Brown, buoyed by the praise he won for engineering a British bank bailout that inspired U.S. and European rescues, is proposing "radical changes" to the global capitalist system, including a cross-border mechanism to monitor the world's 30 biggest financial institutions. Sarkozy has floated the idea of reforming rating agencies and even exploring the future of currency systems.
Details remain vague and the obstacles are many.
But the political pendulum, at least in Europe, is swinging decisively in the direction of tighter control and supervision, away from the laissez-faire economics that fueled a colossal global boom and appear to have enabled an equally dramatic bust.
In Brown's view, what's needed is nothing less than a new version of the 1944 Bretton Woods conference that brought together Allied leaders and established a post-World War II global monetary and financial order, laying foundations for the International Monetary Fund and a currency exchange regime that lasted for three decades.
"This is a defining moment for the world economy," Brown wrote in Friday's Washington Post. "The old postwar international financial institutions are out of date. They have to be rebuilt for a wholly new era."
Behind the lofty rhetoric, Brown and Sarkozy are backed by a degree of clout.
They have proved instrumental in the past two weeks in corralling European governments to dig deep into taxpayers' pockets to shore up banks, unfreeze credit, and soothe markets.
But experts wonder whether leaders at the proposed summit will truly be able to set aside national interests and clashing legal and business cultures to agree on a common vision. In exchange for global financial stability, nations could be forced to sacrifice autonomy and economic growth under tighter regulatory shackles.

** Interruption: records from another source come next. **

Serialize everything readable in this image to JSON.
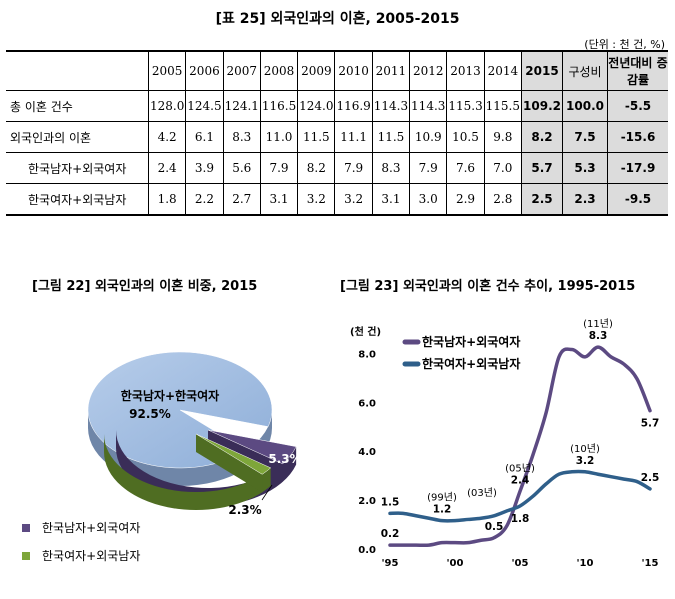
{
  "table": {
    "title": "[표 25] 외국인과의 이혼, 2005-2015",
    "unit": "(단위 : 천 건, %)",
    "years": [
      "2005",
      "2006",
      "2007",
      "2008",
      "2009",
      "2010",
      "2011",
      "2012",
      "2013",
      "2014"
    ],
    "col_2015": "2015",
    "col_share": "구성비",
    "col_change": "전년대비 증감률",
    "rows": [
      {
        "label": "총 이혼 건수",
        "values": [
          "128.0",
          "124.5",
          "124.1",
          "116.5",
          "124.0",
          "116.9",
          "114.3",
          "114.3",
          "115.3",
          "115.5"
        ],
        "v2015": "109.2",
        "share": "100.0",
        "change": "-5.5"
      },
      {
        "label": "외국인과의 이혼",
        "values": [
          "4.2",
          "6.1",
          "8.3",
          "11.0",
          "11.5",
          "11.1",
          "11.5",
          "10.9",
          "10.5",
          "9.8"
        ],
        "v2015": "8.2",
        "share": "7.5",
        "change": "-15.6"
      },
      {
        "label": "한국남자+외국여자",
        "values": [
          "2.4",
          "3.9",
          "5.6",
          "7.9",
          "8.2",
          "7.9",
          "8.3",
          "7.9",
          "7.6",
          "7.0"
        ],
        "v2015": "5.7",
        "share": "5.3",
        "change": "-17.9"
      },
      {
        "label": "한국여자+외국남자",
        "values": [
          "1.8",
          "2.2",
          "2.7",
          "3.1",
          "3.2",
          "3.2",
          "3.1",
          "3.0",
          "2.9",
          "2.8"
        ],
        "v2015": "2.5",
        "share": "2.3",
        "change": "-9.5"
      }
    ]
  },
  "pie_title": "[그림 22] 외국인과의 이혼 비중, 2015",
  "line_title": "[그림 23] 외국인과의 이혼 건수 추이, 1995-2015",
  "chart_data": [
    {
      "type": "pie",
      "title": "[그림 22] 외국인과의 이혼 비중, 2015",
      "labels": [
        "한국남자+한국여자",
        "한국남자+외국여자",
        "한국여자+외국남자"
      ],
      "values": [
        92.5,
        5.3,
        2.3
      ],
      "value_labels": [
        "92.5%",
        "5.3%",
        "2.3%"
      ],
      "center_label": "한국남자+한국여자",
      "colors": [
        "#9cb9df",
        "#5c4a82",
        "#7ea63a"
      ],
      "legend": [
        "한국남자+외국여자",
        "한국여자+외국남자"
      ],
      "legend_position": "bottom-left"
    },
    {
      "type": "line",
      "title": "[그림 23] 외국인과의 이혼 건수 추이, 1995-2015",
      "ylabel": "(천 건)",
      "ylim": [
        0,
        9
      ],
      "yticks": [
        "0.0",
        "2.0",
        "4.0",
        "6.0",
        "8.0"
      ],
      "ytick_values": [
        0,
        2,
        4,
        6,
        8
      ],
      "xticks": [
        "'95",
        "'00",
        "'05",
        "'10",
        "'15"
      ],
      "xtick_values": [
        1995,
        2000,
        2005,
        2010,
        2015
      ],
      "x": [
        1995,
        1996,
        1997,
        1998,
        1999,
        2000,
        2001,
        2002,
        2003,
        2004,
        2005,
        2006,
        2007,
        2008,
        2009,
        2010,
        2011,
        2012,
        2013,
        2014,
        2015
      ],
      "series": [
        {
          "name": "한국남자+외국여자",
          "color": "#5c4a82",
          "values": [
            0.2,
            0.2,
            0.2,
            0.2,
            0.3,
            0.3,
            0.3,
            0.4,
            0.5,
            1.0,
            2.4,
            3.9,
            5.6,
            7.9,
            8.2,
            7.9,
            8.3,
            7.9,
            7.6,
            7.0,
            5.7
          ]
        },
        {
          "name": "한국여자+외국남자",
          "color": "#2f5f8a",
          "values": [
            1.5,
            1.5,
            1.4,
            1.3,
            1.2,
            1.2,
            1.25,
            1.3,
            1.4,
            1.6,
            1.8,
            2.2,
            2.7,
            3.1,
            3.2,
            3.2,
            3.1,
            3.0,
            2.9,
            2.8,
            2.5
          ]
        }
      ],
      "annotations": [
        {
          "text": "1.5",
          "x": 1995,
          "y": 1.5,
          "pos": "above"
        },
        {
          "text": "0.2",
          "x": 1995,
          "y": 0.2,
          "pos": "above"
        },
        {
          "text": "(99년)",
          "x": 1999,
          "y": 1.2,
          "pos": "above2"
        },
        {
          "text": "1.2",
          "x": 1999,
          "y": 1.2,
          "pos": "above"
        },
        {
          "text": "(03년)",
          "x": 2003,
          "y": 1.4,
          "pos": "above-left"
        },
        {
          "text": "0.5",
          "x": 2003,
          "y": 0.5,
          "pos": "above"
        },
        {
          "text": "(05년)",
          "x": 2005,
          "y": 2.4,
          "pos": "above2"
        },
        {
          "text": "2.4",
          "x": 2005,
          "y": 2.4,
          "pos": "above"
        },
        {
          "text": "1.8",
          "x": 2005,
          "y": 1.8,
          "pos": "below"
        },
        {
          "text": "(11년)",
          "x": 2011,
          "y": 8.3,
          "pos": "above2"
        },
        {
          "text": "8.3",
          "x": 2011,
          "y": 8.3,
          "pos": "above"
        },
        {
          "text": "(10년)",
          "x": 2010,
          "y": 3.2,
          "pos": "above2"
        },
        {
          "text": "3.2",
          "x": 2010,
          "y": 3.2,
          "pos": "above"
        },
        {
          "text": "5.7",
          "x": 2015,
          "y": 5.7,
          "pos": "below"
        },
        {
          "text": "2.5",
          "x": 2015,
          "y": 2.5,
          "pos": "above"
        }
      ],
      "legend_position": "top-left"
    }
  ]
}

The gathering aims to bring together the Group of Eight industrial powers as well as emerging players like China and India
- and countries at different stages of economic maturity will bring different needs to the table, as climate change talks have made abundantly clear.

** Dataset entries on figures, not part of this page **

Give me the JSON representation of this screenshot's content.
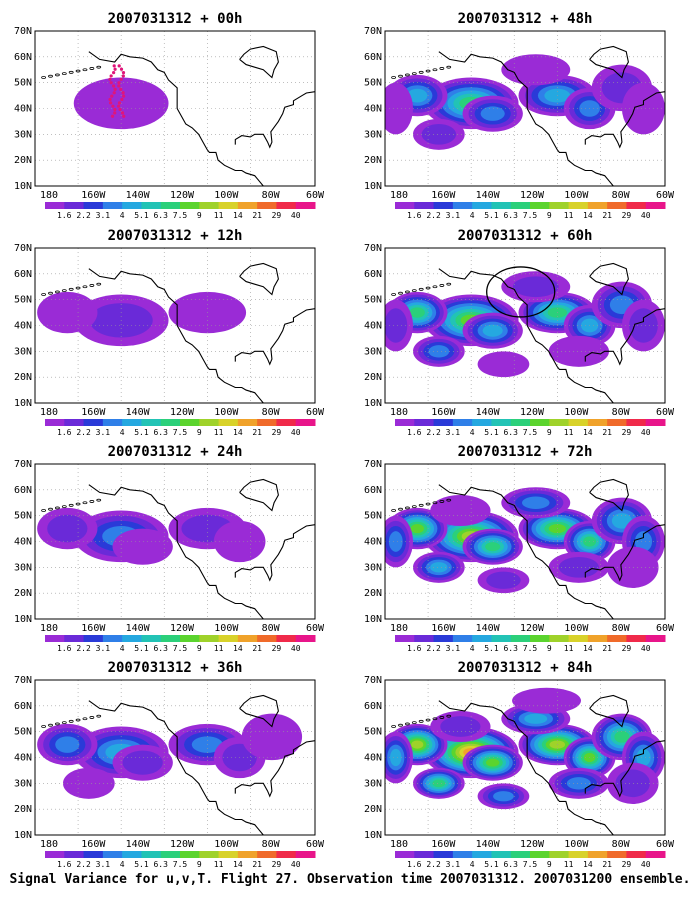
{
  "caption": "Signal Variance for u,v,T. Flight 27. Observation time 2007031312. 2007031200 ensemble.",
  "map": {
    "lon_labels": [
      "180",
      "160W",
      "140W",
      "120W",
      "100W",
      "80W",
      "60W"
    ],
    "lat_labels": [
      "10N",
      "20N",
      "30N",
      "40N",
      "50N",
      "60N",
      "70N"
    ],
    "lon_range": [
      -190,
      -60
    ],
    "lat_range": [
      10,
      70
    ]
  },
  "colorbar": {
    "labels": [
      "1.6",
      "2.2",
      "3.1",
      "4",
      "5.1",
      "6.3",
      "7.5",
      "9",
      "11",
      "14",
      "21",
      "29",
      "40"
    ],
    "colors": [
      "#9a2bd6",
      "#6a2ad8",
      "#2a3ad8",
      "#2f7fe8",
      "#25a8e0",
      "#22c3b5",
      "#2bd07a",
      "#5bd42e",
      "#9fd22a",
      "#d8d22a",
      "#f0a22a",
      "#f06a2a",
      "#f02a4a",
      "#e8158a"
    ]
  },
  "panels": [
    {
      "title": "2007031312 + 00h",
      "intensity": 1,
      "flight_track": true,
      "circle": false
    },
    {
      "title": "2007031312 + 48h",
      "intensity": 5,
      "flight_track": false,
      "circle": false
    },
    {
      "title": "2007031312 + 12h",
      "intensity": 2,
      "flight_track": false,
      "circle": false
    },
    {
      "title": "2007031312 + 60h",
      "intensity": 6,
      "flight_track": false,
      "circle": true
    },
    {
      "title": "2007031312 + 24h",
      "intensity": 3,
      "flight_track": false,
      "circle": false
    },
    {
      "title": "2007031312 + 72h",
      "intensity": 7,
      "flight_track": false,
      "circle": false
    },
    {
      "title": "2007031312 + 36h",
      "intensity": 4,
      "flight_track": false,
      "circle": false
    },
    {
      "title": "2007031312 + 84h",
      "intensity": 8,
      "flight_track": false,
      "circle": false
    }
  ]
}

Officials in the waning Bush administration are also politely dismissing global regulation and some observers are skeptical Europeans can sell the idea to any U.S. president.

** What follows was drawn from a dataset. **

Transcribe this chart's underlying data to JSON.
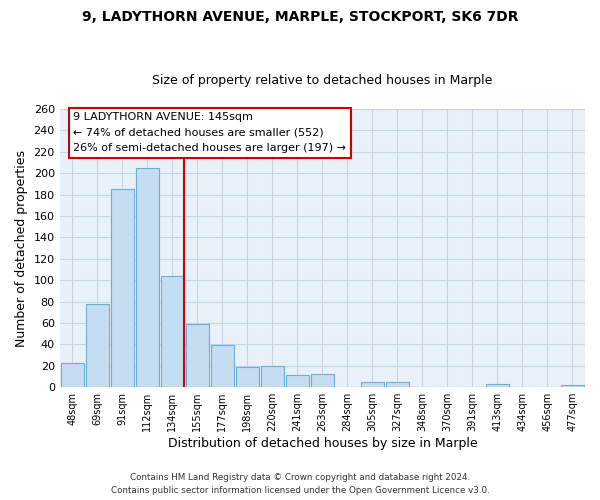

"I'm very dubious that much can be done," said Charles Wyplosz, an international economics professor in Switzerland.
The White House is playing down the likelihood Bush will agree to a time and place for a summit when he meets this weekend with Sarkozy and European Commission President Jose Manuel Barroso.
For Brown, the banking bailouts are only phase 1 in getting finance working again. Phase 2, he argues, will require global action as sweeping as that which gave birth to the United Nations, the World Bank and the IMF in the 1940s.
At a European summit this week, Sarkozy and Brown started to flesh out their proposals, backed by Barroso and German Chancellor Angela Merkel.
The most eye-catching proposal from Brown - albeit one based on a proposed European system
- envisions a cross-border monitoring program for the 30 biggest giants of global finance, such as America's Citigroup Inc. or Britain's HSBC PLC.
He also called for the 185-nation IMF to be turned into an "early warning system for the world economy," with international monitoring powers. Such reform would mark a revival for the IMF, which has receded to the sidelines of the global economy in recent years.
Sarkozy cast his net even wider. The conservative - who has in recent weeks sounded increasingly like a leftist
- wants discussion on tax havens, hedge and sovereign wealth funds, the "folly" of big pay bonuses for risk-taking executives and even how many major currencies the world needs.
Some of his harshest words were for ratings agencies, hinting that he wouldn't be sorry to see them disappear altogether in the financial architecture that he and Brown say they want built.
"Do we keep them?" he asked. "What do we replace them with?
"Should they only be American?" he added, in a statement bound to get attention from U.S.-based Moody's and Standard & Poors.